If re-indexing your search collections takes a significant amount of time but is done daily, you must determine, on average, how long it takes to re-crawl your information sources and update an existing index. If daily updates take a relatively small amount of time, you might want to back up your Watson Explorer Engine installation directory weekly and, whenever necessary, update them after they have been restored. If the time that it takes to restore indices from backups and update them approaches the amount of time it takes to create them, you may not want to back them up at all.
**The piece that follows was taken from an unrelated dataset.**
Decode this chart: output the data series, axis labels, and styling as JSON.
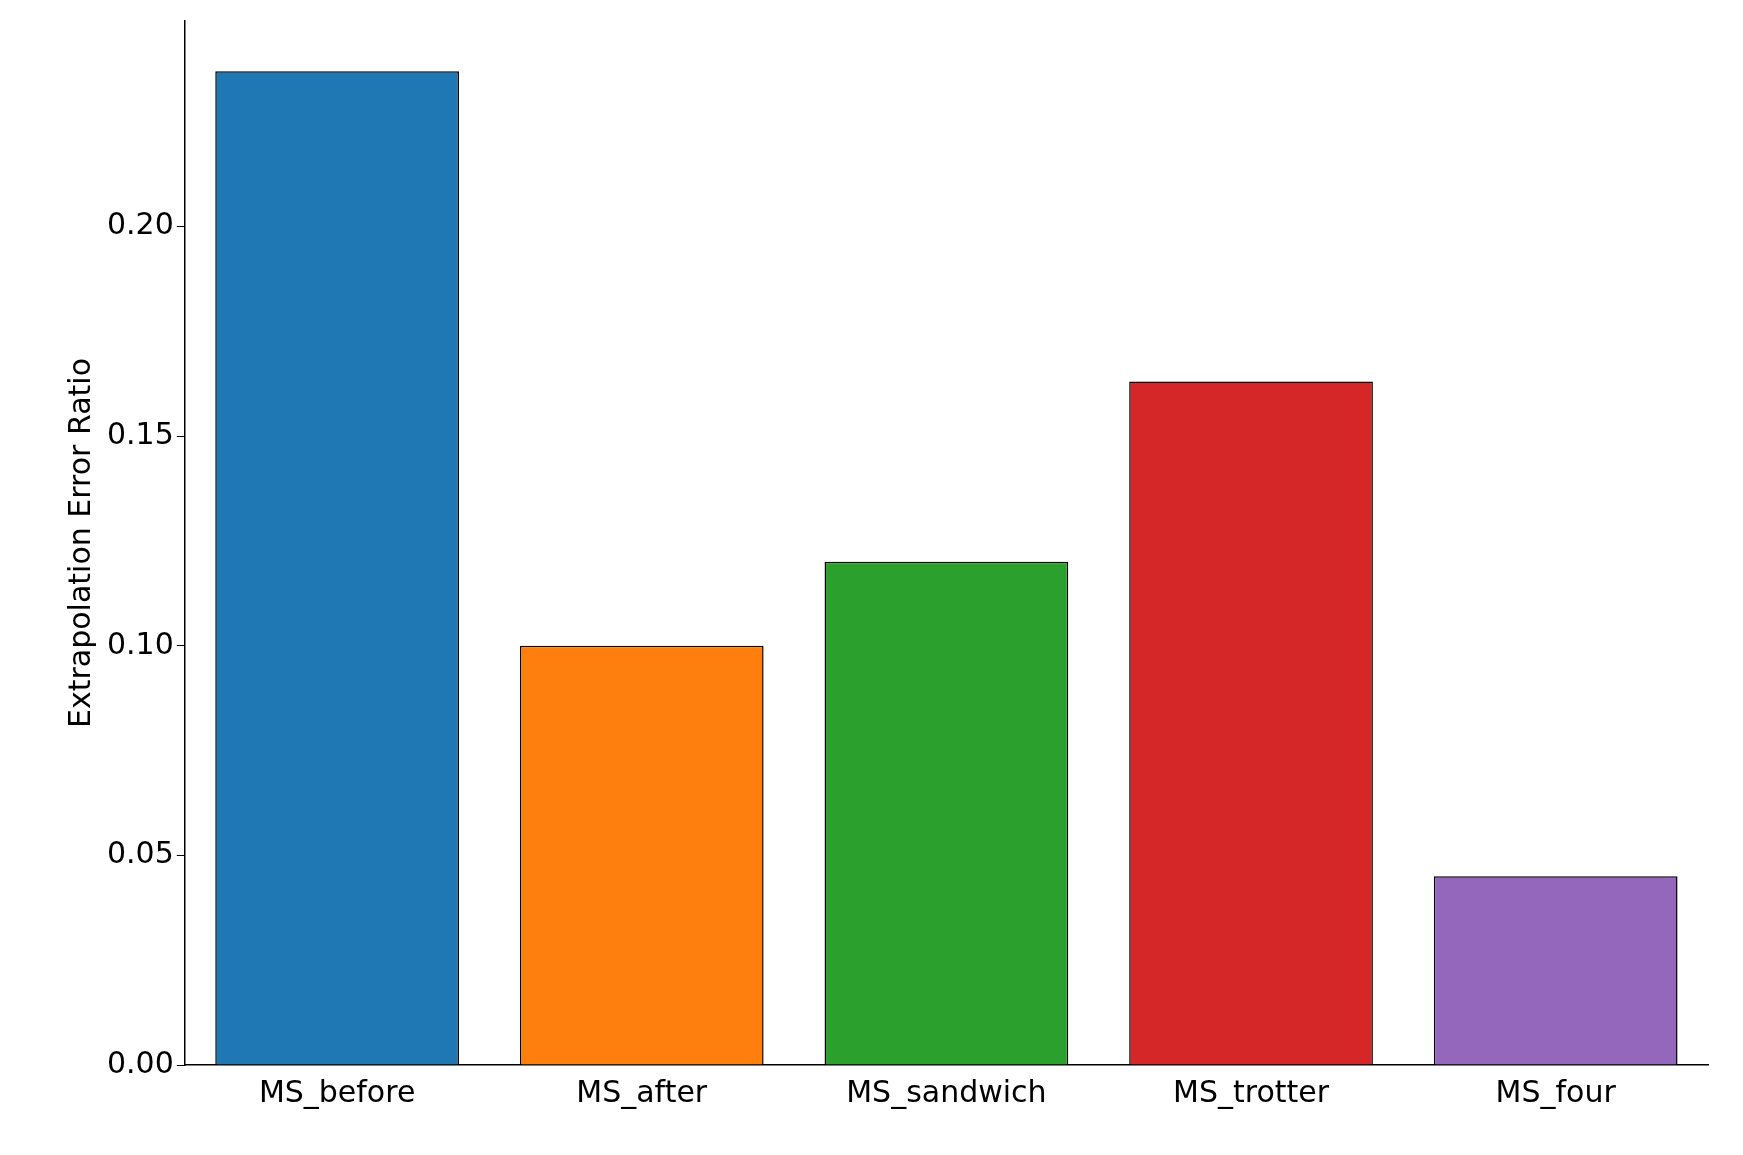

IBM strongly recommends installing your Watson Explorer Engine software on RAID storage so that the failure of a single disk will not cause your Watson Explorer Engine applications to fail. If your applications require high availability, you can take advantage of Watson Explorer Engine features such as Distributed Indexing to help protect against system failures. You might also want to consider collocation to protect against local or regional power or network failures.

Tip: For general information about hardware/software requirements and minimum system configurations, see Requirements.